Magnum, P.I.

Season 7 Episode 20

The Aunt Who Came to Dinner

0
Aired Unknown Mar 18, 1987 on CBS
SUBMIT REVIEW

Episode Fan Reviews (1)

8.1
out of 10
Average
21 votes
  • Thomas's beloved Aunt Phoebe, a famous playwright, comes to stay at Robin's Nest, but is convinced that someone is stalking her and trying to kill her for her latest play. But a much more upsetting problem soon emerges. So-so story with touching twist...

    8.5
    This review contains spoilers.

    I'm really not sure how I feel about 'The Aunt Who Came to Dinner'. At points it seems to become a routine, filler plot, until the sad twist revelation that Aunt Phoebe is suffering from Alzheimer's disease is revealed.

    The episode starts off well, with Magnum going to renew his Private Investigator licence at the Hall of Records. Sadly, we don't get one last encounter with 'Ms. Jones' (the recurring clerk, who got her own episode in the fifth season), but even so, Magnum manages to get into a fight with an on-leave sailor waiting to get married!

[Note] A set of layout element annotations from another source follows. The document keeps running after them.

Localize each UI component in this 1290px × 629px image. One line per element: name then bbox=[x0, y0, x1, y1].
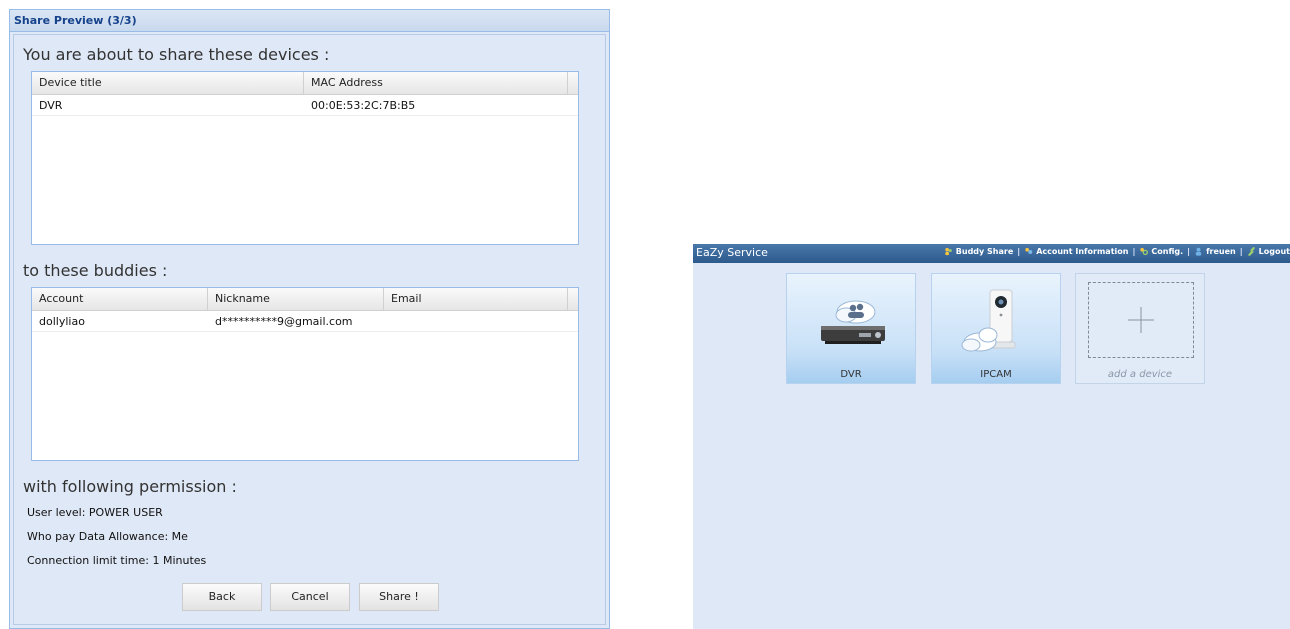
eazy-service-panel: EaZy Service Buddy Share | Account Infor… bbox=[693, 244, 1290, 629]
devices-heading: You are about to share these devices : bbox=[23, 45, 330, 64]
ipcam-icon bbox=[961, 289, 1016, 352]
account-cell: dollyliao bbox=[39, 315, 85, 328]
nav-separator: | bbox=[1017, 247, 1021, 256]
nav-user-label: freuen bbox=[1206, 247, 1236, 256]
share-button[interactable]: Share ! bbox=[359, 583, 439, 611]
permission-heading: with following permission : bbox=[23, 477, 237, 496]
table-row[interactable]: dollyliao d**********9@gmail.com bbox=[32, 311, 578, 332]
add-device-tile[interactable]: add a device bbox=[1075, 273, 1205, 384]
buddy-share-icon bbox=[945, 247, 952, 256]
column-nickname[interactable]: Nickname bbox=[208, 288, 384, 310]
nav-buddy-share[interactable]: Buddy Share bbox=[944, 247, 1013, 256]
share-preview-dialog: Share Preview (3/3) You are about to sha… bbox=[9, 9, 610, 629]
column-spacer bbox=[568, 72, 578, 94]
account-info-icon bbox=[1025, 247, 1033, 254]
buddies-grid-header: Account Nickname Email bbox=[32, 288, 578, 311]
nav-separator: | bbox=[1187, 247, 1191, 256]
nav-config[interactable]: Config. bbox=[1139, 247, 1183, 256]
column-email[interactable]: Email bbox=[384, 288, 568, 310]
ipcam-label: IPCAM bbox=[980, 369, 1012, 380]
nickname-cell: d**********9@gmail.com bbox=[215, 315, 353, 328]
connection-limit-text: Connection limit time: 1 Minutes bbox=[27, 554, 207, 567]
top-bar: EaZy Service Buddy Share | Account Infor… bbox=[693, 244, 1290, 263]
plus-icon bbox=[1128, 307, 1154, 333]
table-row[interactable]: DVR 00:0E:53:2C:7B:B5 bbox=[32, 95, 578, 116]
user-icon bbox=[1195, 247, 1202, 256]
top-nav: Buddy Share | Account Information | Conf… bbox=[940, 247, 1290, 256]
buddies-grid: Account Nickname Email dollyliao d******… bbox=[31, 287, 579, 461]
nav-account-information[interactable]: Account Information bbox=[1024, 247, 1128, 256]
buddies-heading: to these buddies : bbox=[23, 261, 168, 280]
column-device-title[interactable]: Device title bbox=[32, 72, 304, 94]
devices-grid-header: Device title MAC Address bbox=[32, 72, 578, 95]
email-cell bbox=[384, 311, 568, 331]
mac-address-cell: 00:0E:53:2C:7B:B5 bbox=[311, 99, 416, 112]
cancel-button[interactable]: Cancel bbox=[270, 583, 350, 611]
device-tile-dvr[interactable]: DVR bbox=[786, 273, 916, 384]
nav-separator: | bbox=[1132, 247, 1136, 256]
logout-icon bbox=[1247, 247, 1255, 256]
add-device-label: add a device bbox=[1107, 369, 1173, 380]
dvr-label: DVR bbox=[840, 369, 862, 380]
nav-user[interactable]: freuen bbox=[1194, 247, 1236, 256]
dialog-title: Share Preview (3/3) bbox=[10, 10, 609, 32]
data-allowance-text: Who pay Data Allowance: Me bbox=[27, 530, 188, 543]
user-level-text: User level: POWER USER bbox=[27, 506, 163, 519]
column-mac-address[interactable]: MAC Address bbox=[304, 72, 568, 94]
nav-logout-label: Logout bbox=[1258, 247, 1290, 256]
nav-buddy-share-label: Buddy Share bbox=[955, 247, 1014, 256]
column-account[interactable]: Account bbox=[32, 288, 208, 310]
dialog-body: You are about to share these devices : D… bbox=[13, 34, 606, 625]
devices-grid: Device title MAC Address DVR 00:0E:53:2C… bbox=[31, 71, 579, 245]
device-title-cell: DVR bbox=[39, 99, 63, 112]
nav-account-information-label: Account Information bbox=[1036, 247, 1129, 256]
config-icon bbox=[1140, 247, 1149, 256]
device-tile-ipcam[interactable]: IPCAM bbox=[931, 273, 1061, 384]
column-spacer bbox=[568, 288, 578, 310]
nav-separator: | bbox=[1239, 247, 1243, 256]
back-button[interactable]: Back bbox=[182, 583, 262, 611]
nav-config-label: Config. bbox=[1151, 247, 1184, 256]
nav-logout[interactable]: Logout bbox=[1247, 247, 1290, 256]
brand-title: EaZy Service bbox=[696, 246, 768, 259]
dvr-icon bbox=[821, 300, 885, 344]
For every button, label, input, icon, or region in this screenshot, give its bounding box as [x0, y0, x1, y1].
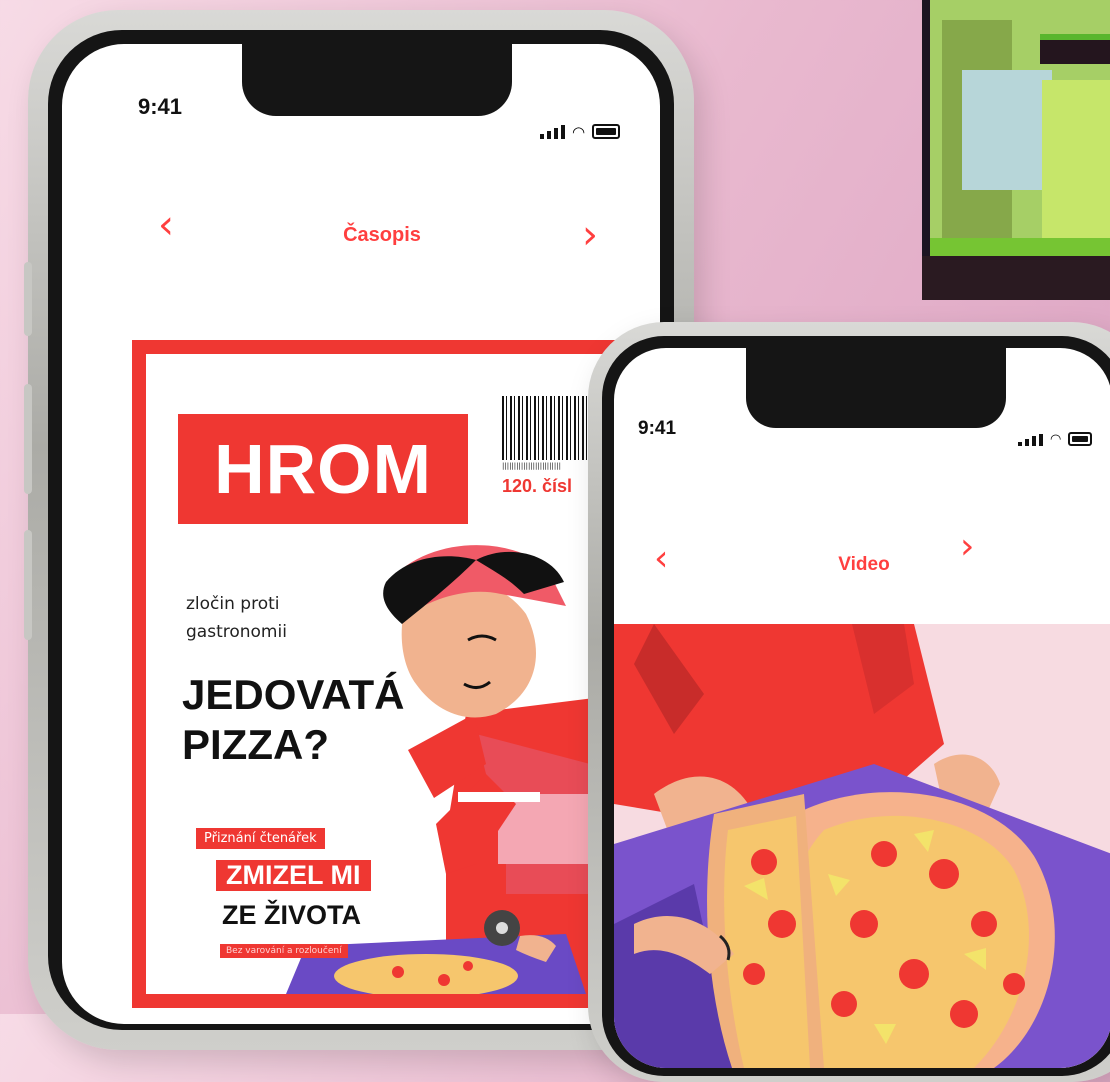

    Once Aunt Phoebe is introduced, the story settles down into a more average fare, with what at this stage seems to be an average, almost slightly filler plot. It is not until the gradual but unexpected twist involving Alzheimer's, that the episode really picks up again.

    Barbara Rush gives a wonderful performance as Phoebe, whose mind and memory is as clear as a bell one minute, but garbled the next. What could easily have been done as the "message of the week" instead turns into a sad look at Alzheimer's and its effects.

    Even so, the episode is not completely perfect, and does drag in a couple of points. In my opinion, it is one of those stories that could do with a b-plot; indeed, we do get the plot of Magnum having to renew his license, and getting T.C. to act as a character witness, but maybe more could have been done with this, to balance the story up a little.

    The episode is penned by Chris Abbott-Fish; I often cite her as someone who seemed to like to drive MPI towards more social-based dramas, which I am not always keen on. However, on the whole, even though the episode is not perfect, this one doesn't come off too badly.
    The scene near the end, where Magnum finds Phoebe on-stage, acting away to herself, and her conversation with him ("Tommy"), knowing that her condition is likely to get worse, is very touching.

    So all-in-all, a tough one to sum up. Shaky in places, but saved by a touching, sad tale, and a great performance by Barbara Rush. I give this one a reasonable 8.5.